The Road to the Glass Bell - The North Water

  • 22.09.17
  • Bruce Ridley
The Road to the Glass Bell - The North Water

In the lead up to the announcement of the winner of our first Glass Bell award, we're going to be talking a bit about why we enjoyed each book on the short list. Today we'll be talking about The North Water:

A luckless whaling captain, a disgraced Irish surgeon formerly of the British army, and a savage killer all set sail for the whaling grounds in the titular north waters of the arctic circle, backed by a shady financier. ‘The North Water’ is a tense, brutal and gripping story. McGuire is unflinching in describing the brutal business of killing whales. We begin in Hull in 1859 in the waning days of the whale trade, and within twelve pages the tone of the story is set; this world is grim and not for the faint of heart.
 
The unforgiving and merciless environment we venture into is reflected in the type of men who make the journey. Whaling ships attract desperate men after money, offering payment after a successful voyage, and a whaling ship with an unlucky captain attracts even worse; such is the captain and crew of the Volunteer, whose journey we follow north. The men are as hard as the conditions they face and as violent as the work they do.
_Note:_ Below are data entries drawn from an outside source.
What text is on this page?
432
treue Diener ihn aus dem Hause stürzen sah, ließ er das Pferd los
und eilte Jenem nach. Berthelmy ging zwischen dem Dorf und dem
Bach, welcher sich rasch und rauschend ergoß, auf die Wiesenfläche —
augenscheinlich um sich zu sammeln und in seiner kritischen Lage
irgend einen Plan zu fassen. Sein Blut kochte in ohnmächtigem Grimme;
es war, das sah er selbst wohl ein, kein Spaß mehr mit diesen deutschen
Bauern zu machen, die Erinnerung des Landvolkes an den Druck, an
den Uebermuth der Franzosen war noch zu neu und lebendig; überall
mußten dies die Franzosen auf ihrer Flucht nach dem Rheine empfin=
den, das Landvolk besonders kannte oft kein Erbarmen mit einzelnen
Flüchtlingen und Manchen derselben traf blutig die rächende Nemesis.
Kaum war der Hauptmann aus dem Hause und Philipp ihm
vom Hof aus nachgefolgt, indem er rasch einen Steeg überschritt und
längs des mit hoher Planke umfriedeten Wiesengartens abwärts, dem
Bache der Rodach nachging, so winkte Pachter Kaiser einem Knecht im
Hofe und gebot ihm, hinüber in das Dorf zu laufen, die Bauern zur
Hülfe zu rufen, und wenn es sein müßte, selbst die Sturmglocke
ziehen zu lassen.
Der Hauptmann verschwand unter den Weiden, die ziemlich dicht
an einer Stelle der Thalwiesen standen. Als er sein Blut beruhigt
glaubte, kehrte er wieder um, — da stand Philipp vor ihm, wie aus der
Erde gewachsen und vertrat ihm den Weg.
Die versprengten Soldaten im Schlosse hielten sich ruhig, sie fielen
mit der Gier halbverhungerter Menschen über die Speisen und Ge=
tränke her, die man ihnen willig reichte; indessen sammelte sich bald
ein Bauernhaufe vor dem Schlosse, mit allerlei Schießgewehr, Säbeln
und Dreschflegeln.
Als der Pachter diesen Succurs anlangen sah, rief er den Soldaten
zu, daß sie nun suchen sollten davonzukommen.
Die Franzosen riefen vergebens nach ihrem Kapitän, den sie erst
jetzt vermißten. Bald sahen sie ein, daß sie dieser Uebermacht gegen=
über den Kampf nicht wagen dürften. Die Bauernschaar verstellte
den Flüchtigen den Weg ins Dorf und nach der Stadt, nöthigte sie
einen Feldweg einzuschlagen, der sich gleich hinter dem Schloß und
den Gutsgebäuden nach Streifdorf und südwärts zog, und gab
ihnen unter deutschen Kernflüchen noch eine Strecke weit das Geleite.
Aboard the Volunteer, amidst the ice of the freezing waters, the tension builds with each passing page. Alliances are forged and secrets revealed. The killer strikes. Marred by these events, the expedition limps on inexorably to isolation, betrayal and disaster as the crew search for a bigger prize in the frozen waters of the north.

It’s bleak. It’s dark. It’s mesmeric. I devoured it in a single day. With every twist and turn in the story, I found I just had to keep turning the page. Told in a direct and sombre voice, dark humour is sprinkled throughout; as the unlucky whaling captain growls how there had better be ice in the north as he prepares to set sail, the financier replies, “Oh, there’s always ice, we both know that. And if there’s one man alive who has the true knack for finding it, I believe it’s you.”